而且因为接单学生的俄语水平有限,复杂的词汇用不了,所以这翻译版本的雪米莉系列用词极为简单直接,基本都是短句,长句子压根接不上。
结果却意外对了地摊文学爱好者的口味,一摆出来卖,便火爆了整个书市。
王潇听说这事儿的时候,感觉自己整个人都红红火火恍恍惚惚。
只能说,人一旦被解放了挣钱的欲望,当真什么事都能做出来。
这位俄国老毛子刚借了张桌子摆起摊子,港台商人(具体香港还是台湾的,那天的导购员是真不知道)便主动上前搭讪,然后花了两万块华夏币买走了他偷偷摸摸带过来的资料。
别说老毛子了,帮忙充当翻译的导购员都是懵的。
隔了老半天,小姑娘才想起来问他:“那你要不要带货去莫斯科卖啊?不然华夏币你带回莫斯科也用不上。”
这老毛子不是倒爷啊,以前也没做过生意。他本来还以为能卖美金呢。
现在抓着华夏币,他又变成了算盘珠子,拨一下动一下的那种。
还是导购员看他的架势,一整个大无语,又帮他支招,挑了一堆在莫斯科走俏的商品,带上飞机。

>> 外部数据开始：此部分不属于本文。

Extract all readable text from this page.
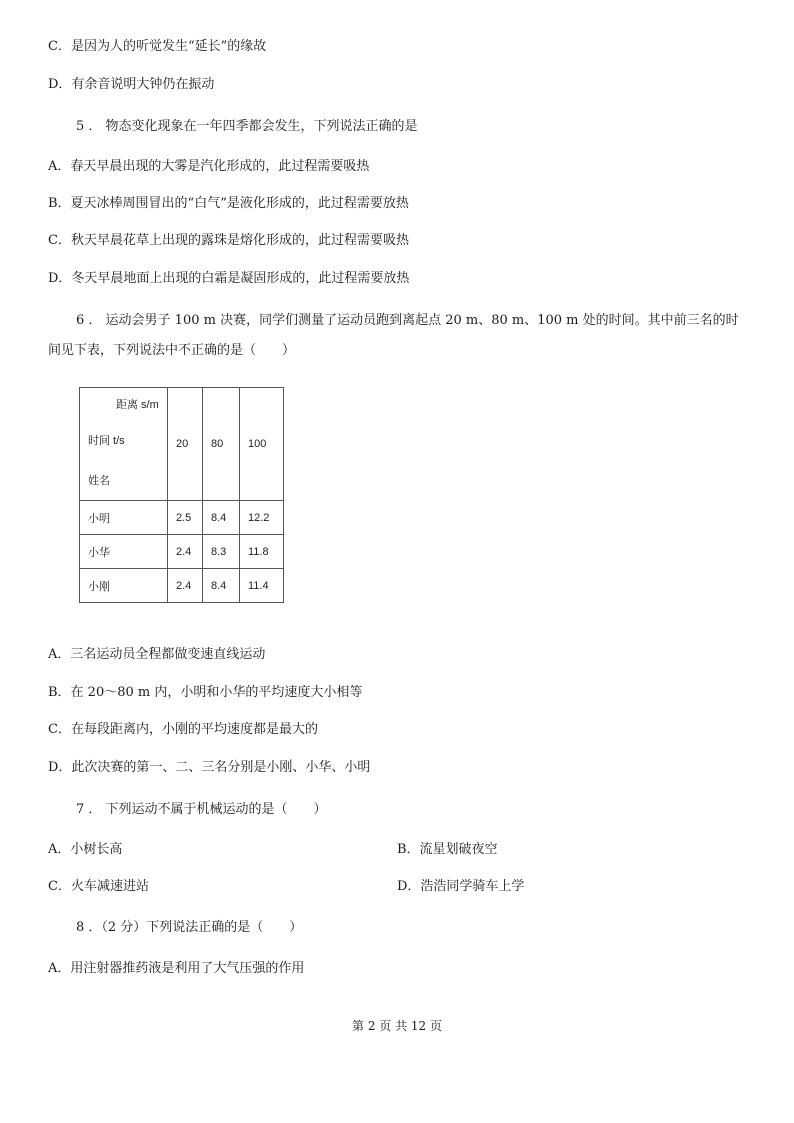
C．是因为人的听觉发生“延长”的缘故
D．有余音说明大钟仍在振动
5 ． 物态变化现象在一年四季都会发生，下列说法正确的是
A．春天早晨出现的大雾是汽化形成的，此过程需要吸热
B．夏天冰棒周围冒出的“白气”是液化形成的，此过程需要放热
C．秋天早晨花草上出现的露珠是熔化形成的，此过程需要吸热
D．冬天早晨地面上出现的白霜是凝固形成的，此过程需要放热
6 ． 运动会男子 100 m 决赛，同学们测量了运动员跑到离起点 20 m、80 m、100 m 处的时间。其中前三名的时
间见下表，下列说法中不正确的是（　　）
距离 s/m
时间 t/s
姓名	20	80	100
小明	2.5	8.4	12.2
小华	2.4	8.3	11.8
小刚	2.4	8.4	11.4
A．三名运动员全程都做变速直线运动
B．在 20～80 m 内，小明和小华的平均速度大小相等
C．在每段距离内，小刚的平均速度都是最大的
D．此次决赛的第一、二、三名分别是小刚、小华、小明
7 ． 下列运动不属于机械运动的是（　　）
A．小树长高	B．流星划破夜空
C．火车减速进站	D．浩浩同学骑车上学
8 ．（2 分）下列说法正确的是（　　）
A．用注射器推药液是利用了大气压强的作用
第 2 页 共 12 页
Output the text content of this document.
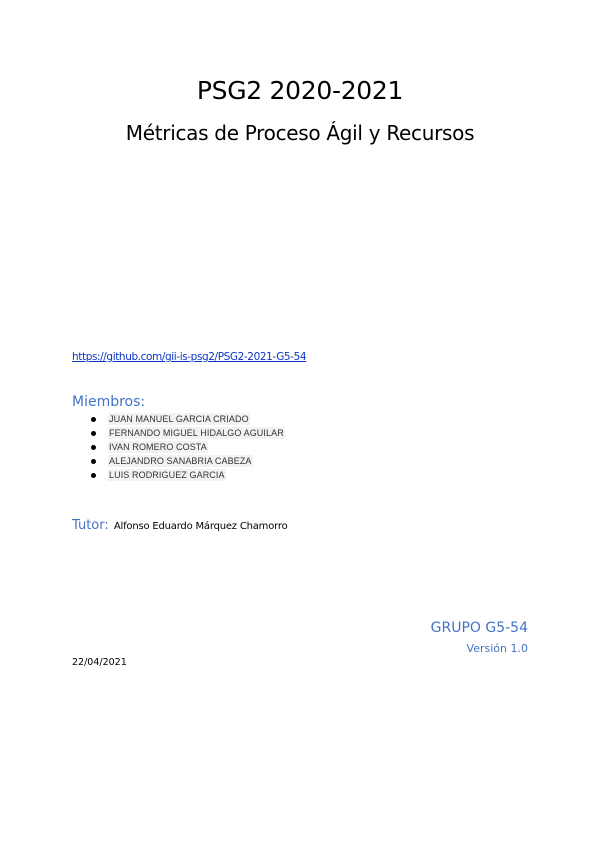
PSG2 2020-2021
Métricas de Proceso Ágil y Recursos
https://github.com/gii-is-psg2/PSG2-2021-G5-54
Miembros:
JUAN MANUEL GARCIA CRIADO
FERNANDO MIGUEL HIDALGO AGUILAR
IVAN ROMERO COSTA
ALEJANDRO SANABRIA CABEZA
LUIS RODRIGUEZ GARCIA
Tutor: Alfonso Eduardo Márquez Chamorro
GRUPO G5-54
Versión 1.0
22/04/2021
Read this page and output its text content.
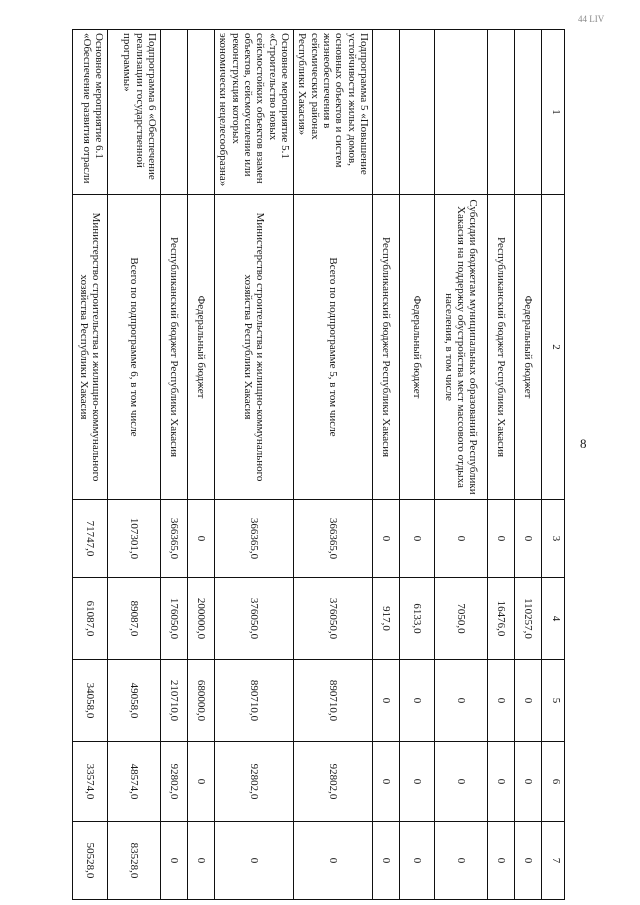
44 LIV
8
1	2	3	4	5	6	7
	Федеральный бюджет	0	110257,0	0	0	0
	Республиканский бюджет Республики Хакасия	0	16476,0	0	0	0
	Субсидии бюджетам муниципальных образований Республики Хакасия на поддержку обустройства мест массового отдыха населения, в том числе	0	7050,0	0	0	0
	Федеральный бюджет	0	6133,0	0	0	0
	Республиканский бюджет Республики Хакасия	0	917,0	0	0	0
Подпрограмма 5 «Повышение устойчивости жилых домов, основных объектов и систем жизнеобеспечения в сейсмических районах Республики Хакасия»	Всего по подпрограмме 5, в том числе	366365,0	376050,0	890710,0	92802,0	0
Основное мероприятие 5.1 «Строительство новых сейсмостойких объектов взамен объектов, сейсмоусиление или реконструкция которых экономически нецелесообразна»	Министерство строительства и жилищно-коммунального хозяйства Республики Хакасия	366365,0	376050,0	890710,0	92802,0	0
	Федеральный бюджет	0	200000,0	680000,0	0	0
	Республиканский бюджет Республики Хакасия	366365,0	176050,0	210710,0	92802,0	0
Подпрограмма 6 «Обеспечение реализации государственной программы»	Всего по подпрограмме 6, в том числе	107301,0	89087,0	49058,0	48574,0	83528,0
Основное мероприятие 6.1 «Обеспечение развития отрасли	Министерство строительства и жилищно-коммунального хозяйства Республики Хакасия	71747,0	61087,0	34058,0	33574,0	50528,0
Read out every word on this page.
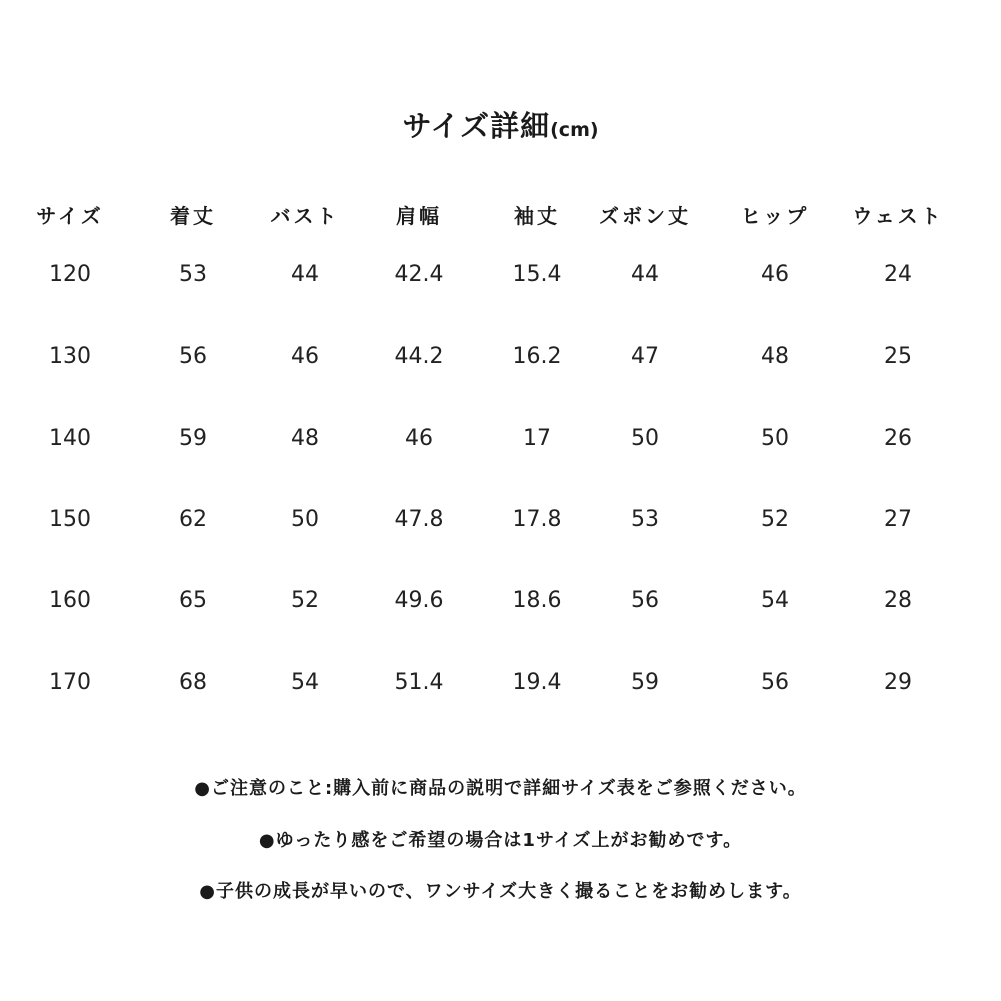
サイズ詳細(cm)
サイズ	着丈	バスト	肩幅	袖丈	ズボン丈	ヒップ	ウェスト
120	53	44	42.4	15.4	44	46	24
130	56	46	44.2	16.2	47	48	25
140	59	48	46	17	50	50	26
150	62	50	47.8	17.8	53	52	27
160	65	52	49.6	18.6	56	54	28
170	68	54	51.4	19.4	59	56	29
●ご注意のこと:購入前に商品の説明で詳細サイズ表をご参照ください。
●ゆったり感をご希望の場合は1サイズ上がお勧めです。
●子供の成長が早いので、ワンサイズ大きく撮ることをお勧めします。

据这位老兄弟说法,他带回他老家转手后,赚了差不多三倍。
真的,华夏货太划算了。
一款美国棉服,售价80美金,在商贸城拿批发,只要18美金,哪怕他带回去转手卖55美金,也多的是人抢着买。
所以第二次他过来,身上带的就不是资料,而是美金了。
等等,俄罗斯不是不让带美金出境嚒?他怎么把钱带出来的?
嗐,俄国海关主要查的是华商,本国人就简单看看。老毛子只要稍微藏藏,就能顺利蒙混过关。
总之,他就这么走上了倒爷之路。
有他成功的经验在前面摆着,后辈们也有样学样。
久而久之,将直门的书市便成了现在的奇特景象。
一边摊子上,摆着三点式女郎以及黑洞洞的枪口和匕首以及鲜血淋漓的封面的地摊文学;另一边的摊位上,则是各种严谨到乏味的学术资料。
神奇的是,两边摊子的生意都不差。
只是一边卖的少黄头发红头发,买的是黑头发;另一边卖的是黑头发,买的却是黄头发和红头发。
泾渭分明。
王潇解释道:“他们在这边卖了资料,可以直接批货带回俄国卖,比较方便。所以过来做生意的人越来越多了。”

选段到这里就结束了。